Jeudi 24 Février 2022

Adeptes d’un ton radical face au régime de Macky Sall, les deux opposants viennent de remporter les mairies de Dakar et Ziguinchor au sein de la même coalition. Cette union sacrée sera-t-elle durable ?

Les similitudes entre les deux hommes ne manquent pas. Quadragénaires – l’un est né en 1974, l’autre en 1975 – et opposants déterminés au régime de Macky Sall, chacun vient d’être élu maire dans un bastion important lors des locales du 23 janvier : à Ziguinchor, en Casamance, pour Ousmane Sonko ; à Dakar pour Barthélémy Dias. Mais entre ces deux-là, qui ont uni leurs forces au sein de la coalition Yewwi Askan Wi (YAW), les comparaisons vont plus loin. Chacun vit en effet avec, suspendue au-dessus de la tête, une épée de Damoclès judiciaire susceptible de contrarier une trajectoire politique jusque-là prometteuse.

Coups de feu et accusation de viols
Le 2 mars, à peine investi dans ses nouvelles fonctions, le maire de Dakar devra comparaître devant la cour d’appel de la capitale. L’affaire est ancienne mais les faits sont sérieux. Le 22 décembre 2011, à la veille de la désignation d’Abdoulaye Wade par le Parti démocratique sénégalais (PDS) pour être candidat à un troisième mandat, un attroupement de militants de son parti se forme devant la mairie de Mermoz-Sacré-Cœur, à Dakar, que Barthélémy Dias occupe depuis 2009 –  des « nervis » recrutés pour l’impressionner car il s’opposait alors au mandat de trop du président sortant, affirmera-t-il.


En pleine journée, devant les caméras et sous les yeux des journalistes, l’édile d’arrondissement, une arme à feu dans chaque main, tire à plusieurs reprises vers les hommes stationnés à une centaine de mètres de là, sous le regard impassible de deux policiers en tenue et d’un commissaire en civil, appelés à la rescousse.
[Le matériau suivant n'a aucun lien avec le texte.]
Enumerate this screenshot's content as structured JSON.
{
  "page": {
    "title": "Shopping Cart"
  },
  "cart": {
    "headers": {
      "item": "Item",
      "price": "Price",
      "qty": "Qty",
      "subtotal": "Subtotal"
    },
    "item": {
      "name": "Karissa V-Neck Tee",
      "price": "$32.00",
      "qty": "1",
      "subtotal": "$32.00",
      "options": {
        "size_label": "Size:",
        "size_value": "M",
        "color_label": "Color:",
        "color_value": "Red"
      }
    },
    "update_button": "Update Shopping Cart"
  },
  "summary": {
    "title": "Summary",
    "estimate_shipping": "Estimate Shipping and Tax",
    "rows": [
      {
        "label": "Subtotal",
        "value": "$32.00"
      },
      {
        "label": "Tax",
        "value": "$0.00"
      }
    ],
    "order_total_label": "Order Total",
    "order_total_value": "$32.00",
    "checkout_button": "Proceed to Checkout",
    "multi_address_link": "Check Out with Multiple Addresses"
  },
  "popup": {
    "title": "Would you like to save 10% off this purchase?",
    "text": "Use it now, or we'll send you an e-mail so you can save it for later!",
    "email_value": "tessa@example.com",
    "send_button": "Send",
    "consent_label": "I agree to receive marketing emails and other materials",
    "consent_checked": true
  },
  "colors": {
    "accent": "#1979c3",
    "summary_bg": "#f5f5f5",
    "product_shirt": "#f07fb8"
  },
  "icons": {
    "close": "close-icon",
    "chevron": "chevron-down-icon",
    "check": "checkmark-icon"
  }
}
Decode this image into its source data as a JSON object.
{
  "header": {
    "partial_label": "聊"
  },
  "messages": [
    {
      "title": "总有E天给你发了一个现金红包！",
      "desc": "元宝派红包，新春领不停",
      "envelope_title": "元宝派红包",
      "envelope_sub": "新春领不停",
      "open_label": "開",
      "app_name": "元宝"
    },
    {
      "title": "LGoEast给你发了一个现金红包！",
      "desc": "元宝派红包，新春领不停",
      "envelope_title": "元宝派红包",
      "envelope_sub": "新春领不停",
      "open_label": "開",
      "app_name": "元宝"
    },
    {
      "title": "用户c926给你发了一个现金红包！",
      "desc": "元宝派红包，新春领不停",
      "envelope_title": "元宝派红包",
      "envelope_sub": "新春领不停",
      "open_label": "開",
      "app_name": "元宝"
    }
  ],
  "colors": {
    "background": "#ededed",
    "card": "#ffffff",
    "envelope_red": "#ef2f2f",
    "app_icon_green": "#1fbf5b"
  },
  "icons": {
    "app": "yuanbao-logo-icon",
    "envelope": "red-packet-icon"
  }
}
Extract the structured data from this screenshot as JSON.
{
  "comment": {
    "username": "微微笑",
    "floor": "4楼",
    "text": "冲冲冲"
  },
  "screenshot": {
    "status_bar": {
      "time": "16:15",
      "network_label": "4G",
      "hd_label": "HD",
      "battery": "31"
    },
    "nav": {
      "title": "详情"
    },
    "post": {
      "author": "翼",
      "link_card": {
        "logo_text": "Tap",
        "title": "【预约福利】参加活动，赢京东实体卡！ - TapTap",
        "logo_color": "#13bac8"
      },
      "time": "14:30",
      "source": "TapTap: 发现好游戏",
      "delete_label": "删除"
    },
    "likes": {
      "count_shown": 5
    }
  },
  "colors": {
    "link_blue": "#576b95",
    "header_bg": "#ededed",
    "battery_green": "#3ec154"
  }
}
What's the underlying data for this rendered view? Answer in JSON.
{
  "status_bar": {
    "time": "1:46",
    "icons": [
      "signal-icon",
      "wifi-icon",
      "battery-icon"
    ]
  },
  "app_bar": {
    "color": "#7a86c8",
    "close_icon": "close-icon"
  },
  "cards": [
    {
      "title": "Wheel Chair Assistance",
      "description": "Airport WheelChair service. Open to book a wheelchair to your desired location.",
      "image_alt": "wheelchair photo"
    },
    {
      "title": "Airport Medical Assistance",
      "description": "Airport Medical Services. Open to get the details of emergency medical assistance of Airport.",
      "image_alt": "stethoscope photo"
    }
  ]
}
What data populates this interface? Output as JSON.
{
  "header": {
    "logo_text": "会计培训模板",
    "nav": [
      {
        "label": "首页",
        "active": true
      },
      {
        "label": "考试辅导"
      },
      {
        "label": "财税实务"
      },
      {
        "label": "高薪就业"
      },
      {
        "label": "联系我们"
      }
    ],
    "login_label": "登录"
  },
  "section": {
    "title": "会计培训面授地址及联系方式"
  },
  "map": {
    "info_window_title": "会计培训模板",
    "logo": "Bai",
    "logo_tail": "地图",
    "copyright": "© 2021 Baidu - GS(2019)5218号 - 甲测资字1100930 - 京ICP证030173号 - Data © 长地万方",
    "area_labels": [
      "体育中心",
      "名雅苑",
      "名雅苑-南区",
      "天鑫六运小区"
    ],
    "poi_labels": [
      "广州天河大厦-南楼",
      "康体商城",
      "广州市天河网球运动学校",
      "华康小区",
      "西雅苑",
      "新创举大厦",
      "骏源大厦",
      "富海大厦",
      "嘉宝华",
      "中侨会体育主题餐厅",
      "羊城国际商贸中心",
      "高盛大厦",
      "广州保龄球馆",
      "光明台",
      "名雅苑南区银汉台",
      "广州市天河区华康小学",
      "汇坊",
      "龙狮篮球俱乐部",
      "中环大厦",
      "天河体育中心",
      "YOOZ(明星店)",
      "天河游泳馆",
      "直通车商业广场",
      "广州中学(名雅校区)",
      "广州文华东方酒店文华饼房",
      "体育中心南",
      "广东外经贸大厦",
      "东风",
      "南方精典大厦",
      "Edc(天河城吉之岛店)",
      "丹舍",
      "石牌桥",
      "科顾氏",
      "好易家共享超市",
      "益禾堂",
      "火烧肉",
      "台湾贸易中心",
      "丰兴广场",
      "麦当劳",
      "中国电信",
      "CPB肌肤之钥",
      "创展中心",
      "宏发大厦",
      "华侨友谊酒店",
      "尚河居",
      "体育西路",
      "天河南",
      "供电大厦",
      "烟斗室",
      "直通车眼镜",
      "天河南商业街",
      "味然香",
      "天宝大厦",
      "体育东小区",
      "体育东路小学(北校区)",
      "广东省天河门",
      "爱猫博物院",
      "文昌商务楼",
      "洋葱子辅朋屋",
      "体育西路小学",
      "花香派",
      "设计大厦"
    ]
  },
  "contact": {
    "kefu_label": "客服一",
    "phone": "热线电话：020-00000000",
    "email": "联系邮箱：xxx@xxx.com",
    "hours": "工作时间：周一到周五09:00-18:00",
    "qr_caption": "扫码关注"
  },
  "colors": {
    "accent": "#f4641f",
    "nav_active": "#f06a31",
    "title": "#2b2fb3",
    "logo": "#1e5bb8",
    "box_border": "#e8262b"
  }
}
Lors de ces échauffourées, l’un des partisans du PDS, Ndiaga Diouf, trouvera la mort. Barthélémy Dias, lui, est alors placé en détention provisoire pendant près de six mois. Lorsque son procès se tient, en avril 2018, impossible de démontrer que la balle meurtrière provient d’une de ses armes – dont l’une est factice. Mais « Barth’ », comme on le surnomme, est condamné à une peine de six mois de prison, couverte par sa détention provisoire. Une condamnation qu’il conteste et qui l’a conduit à faire appel.


Ousmane Sonko [qui n’a pas souhaité s’exprimer dans le cadre de cet article] a, lui aussi, maille à partir avec la justice. Depuis mars 2021, il est inculpé et placé sous contrôle judiciaire dans le cadre d’une accusation de viols portée par une jeune Sénégalaise qui officiait dans un salon de massages où il avait ses habitudes en raison de douleurs persistantes aux lombaires. D’après le témoignage d’Adji Sarr, lui aussi aurait porté sous sa veste deux armes, qu’il déposait ostensiblement sur une table avant de recevoir un massage. Depuis un an, l’instruction stagne. Et aucune confrontation n’a encore eu lieu entre les deux principaux protagonistes. Mais si la procédure devait déboucher sur un procès, qui peut préjuger des répercussions politiques qui pourraient s’ensuivre ?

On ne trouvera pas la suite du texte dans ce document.